One of the oldest parts of the city is now perhaps what most would consider the sleaziest. The neighborhood of De Wallen around the Oulde Krek is now known as Rossebuurt, the Red Light District.
Prostitutes here are tax-payers. While there is still a street trade, the majority of sex is purchased from a window display.
While there are women who work in the windows at all hours, the district gets really crazy at night. Roving bands of bachelors and tourist couples giggling at the site of it all.
Yes, I find it really disturbing and wrong that women are displayed as wares, but in reality, there will always be prostitution no matter the laws and it's much safter for them to be in a store-front.
There's a big concentration of sex shops, bars, peepshows, and slightly sketchy coffee shops in the neighborhood as well. The police here are more like peacekeepers, and they don't carry guns but they wear bright yellow vests. People selling hard drugs set up shop on the bridges openly in the red light district- it's one of the few things that are illegal, but it's tolerated. A Dutch friend of mine said of the police, "You could take a piss on an officer's leg and he'd just fall over."

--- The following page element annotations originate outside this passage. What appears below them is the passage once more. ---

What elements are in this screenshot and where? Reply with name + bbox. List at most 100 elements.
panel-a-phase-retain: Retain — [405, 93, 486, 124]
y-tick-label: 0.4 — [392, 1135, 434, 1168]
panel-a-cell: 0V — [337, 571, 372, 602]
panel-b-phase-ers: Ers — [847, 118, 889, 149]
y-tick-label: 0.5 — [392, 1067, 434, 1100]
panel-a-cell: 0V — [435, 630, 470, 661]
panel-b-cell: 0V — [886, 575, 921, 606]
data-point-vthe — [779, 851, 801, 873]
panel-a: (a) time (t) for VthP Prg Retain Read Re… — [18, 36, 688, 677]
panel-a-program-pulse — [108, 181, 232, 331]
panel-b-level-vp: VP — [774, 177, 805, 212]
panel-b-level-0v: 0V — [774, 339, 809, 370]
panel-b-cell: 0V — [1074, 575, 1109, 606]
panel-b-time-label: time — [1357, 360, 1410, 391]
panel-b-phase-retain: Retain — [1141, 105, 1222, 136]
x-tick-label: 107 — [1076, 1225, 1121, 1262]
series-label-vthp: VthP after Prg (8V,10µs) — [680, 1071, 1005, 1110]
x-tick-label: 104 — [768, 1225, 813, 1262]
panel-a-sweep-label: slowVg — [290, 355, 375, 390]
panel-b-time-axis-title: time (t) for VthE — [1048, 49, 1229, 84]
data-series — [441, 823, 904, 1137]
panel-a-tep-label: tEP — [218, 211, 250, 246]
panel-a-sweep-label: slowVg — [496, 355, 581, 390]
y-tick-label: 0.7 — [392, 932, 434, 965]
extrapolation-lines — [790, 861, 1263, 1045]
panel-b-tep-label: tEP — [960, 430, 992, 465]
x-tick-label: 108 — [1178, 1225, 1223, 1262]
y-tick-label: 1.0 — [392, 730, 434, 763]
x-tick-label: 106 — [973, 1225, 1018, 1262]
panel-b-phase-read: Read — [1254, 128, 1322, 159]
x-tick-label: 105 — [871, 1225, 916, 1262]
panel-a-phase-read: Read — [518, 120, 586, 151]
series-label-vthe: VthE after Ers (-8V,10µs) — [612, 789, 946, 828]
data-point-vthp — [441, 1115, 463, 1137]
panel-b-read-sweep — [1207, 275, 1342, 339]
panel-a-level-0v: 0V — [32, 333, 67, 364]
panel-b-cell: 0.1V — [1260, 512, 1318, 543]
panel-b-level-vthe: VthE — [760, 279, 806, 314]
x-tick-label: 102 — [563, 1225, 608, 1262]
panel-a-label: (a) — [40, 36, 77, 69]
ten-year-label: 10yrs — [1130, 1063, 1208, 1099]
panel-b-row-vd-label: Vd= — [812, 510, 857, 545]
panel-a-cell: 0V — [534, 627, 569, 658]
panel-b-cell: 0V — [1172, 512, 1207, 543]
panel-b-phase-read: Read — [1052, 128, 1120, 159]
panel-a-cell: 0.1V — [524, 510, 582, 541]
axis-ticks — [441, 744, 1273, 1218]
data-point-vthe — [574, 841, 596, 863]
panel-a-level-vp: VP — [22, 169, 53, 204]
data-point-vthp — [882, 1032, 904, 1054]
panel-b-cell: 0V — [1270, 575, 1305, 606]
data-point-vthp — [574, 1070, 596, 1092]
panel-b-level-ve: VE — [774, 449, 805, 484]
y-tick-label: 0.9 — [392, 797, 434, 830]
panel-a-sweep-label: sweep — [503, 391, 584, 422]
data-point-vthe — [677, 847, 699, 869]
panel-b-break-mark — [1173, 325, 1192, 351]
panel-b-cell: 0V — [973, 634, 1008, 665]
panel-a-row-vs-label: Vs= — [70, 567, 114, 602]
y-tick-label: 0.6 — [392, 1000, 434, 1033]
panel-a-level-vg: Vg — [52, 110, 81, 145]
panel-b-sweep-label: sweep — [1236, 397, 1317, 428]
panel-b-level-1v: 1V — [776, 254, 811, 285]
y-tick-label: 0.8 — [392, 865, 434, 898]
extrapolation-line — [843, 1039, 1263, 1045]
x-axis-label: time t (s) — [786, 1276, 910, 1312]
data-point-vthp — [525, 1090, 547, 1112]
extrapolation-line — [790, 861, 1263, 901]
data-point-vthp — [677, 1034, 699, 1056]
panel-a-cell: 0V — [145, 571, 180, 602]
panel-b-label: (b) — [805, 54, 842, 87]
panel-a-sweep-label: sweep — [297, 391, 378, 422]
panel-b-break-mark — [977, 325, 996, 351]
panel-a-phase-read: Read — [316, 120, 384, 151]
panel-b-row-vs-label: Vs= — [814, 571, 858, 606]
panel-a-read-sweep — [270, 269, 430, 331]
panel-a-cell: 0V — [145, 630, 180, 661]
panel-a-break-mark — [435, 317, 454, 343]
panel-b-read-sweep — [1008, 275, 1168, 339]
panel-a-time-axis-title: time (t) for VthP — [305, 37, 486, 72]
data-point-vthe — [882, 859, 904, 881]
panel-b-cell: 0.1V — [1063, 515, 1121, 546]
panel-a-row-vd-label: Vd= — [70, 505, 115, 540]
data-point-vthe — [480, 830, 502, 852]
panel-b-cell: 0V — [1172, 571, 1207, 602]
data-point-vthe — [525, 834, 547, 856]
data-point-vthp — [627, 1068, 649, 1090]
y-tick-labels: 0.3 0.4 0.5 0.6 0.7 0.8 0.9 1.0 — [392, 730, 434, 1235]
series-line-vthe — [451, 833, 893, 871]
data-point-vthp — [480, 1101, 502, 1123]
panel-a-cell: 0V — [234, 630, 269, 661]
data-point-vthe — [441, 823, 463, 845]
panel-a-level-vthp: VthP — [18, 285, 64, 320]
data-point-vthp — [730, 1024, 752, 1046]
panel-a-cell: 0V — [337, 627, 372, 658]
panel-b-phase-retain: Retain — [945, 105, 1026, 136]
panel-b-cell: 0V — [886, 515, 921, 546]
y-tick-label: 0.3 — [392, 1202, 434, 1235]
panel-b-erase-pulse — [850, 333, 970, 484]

The locals that I've spoken with are pretty much over all this, as they have seen and done it all as teenagers, and most of them lead pretty sweet and quiet lives.
During the day, the neighborhood is quiet. The day-shift prostitutes are generally sitting in their windows, reading or doing crossword puzzles in their underwear, occasionally getting up to tap on their windows to beacon a passer-by to come in.
One thing I did observe with much chagrin was the high concentration of tourist in sweatpants and trainers. Really, sweatpants? This isn't Walmart. Even growing up in Maine, you would have been shamed if you were wearing sweatpants outside of the gym. Paris might be close by, but clearly, not influential in this regard.
One of the things that I did want to buy but didn't was an antique tile. Some of them were so detailed and beautiful.
There's a great shopping neighborhood called De 9 Straatjes (nine streets) that has a wealth of cutesy boutiques and antique shops. It reminded me of what Soho used to be before all the giant chain retailers took over. One of my beefs with New York is how quickly it filled up with mall stores when it used to be full of unique small businesses that are now lost and gone forever.
St Nicholas, the French rule-era Catholic church. All the other churches in Amsterdam are Calvinist austere, but not St Nicks!
I was almost a little sad to have to return to Paris (woe is me). It's nice that it's just a few hours away on the TGV.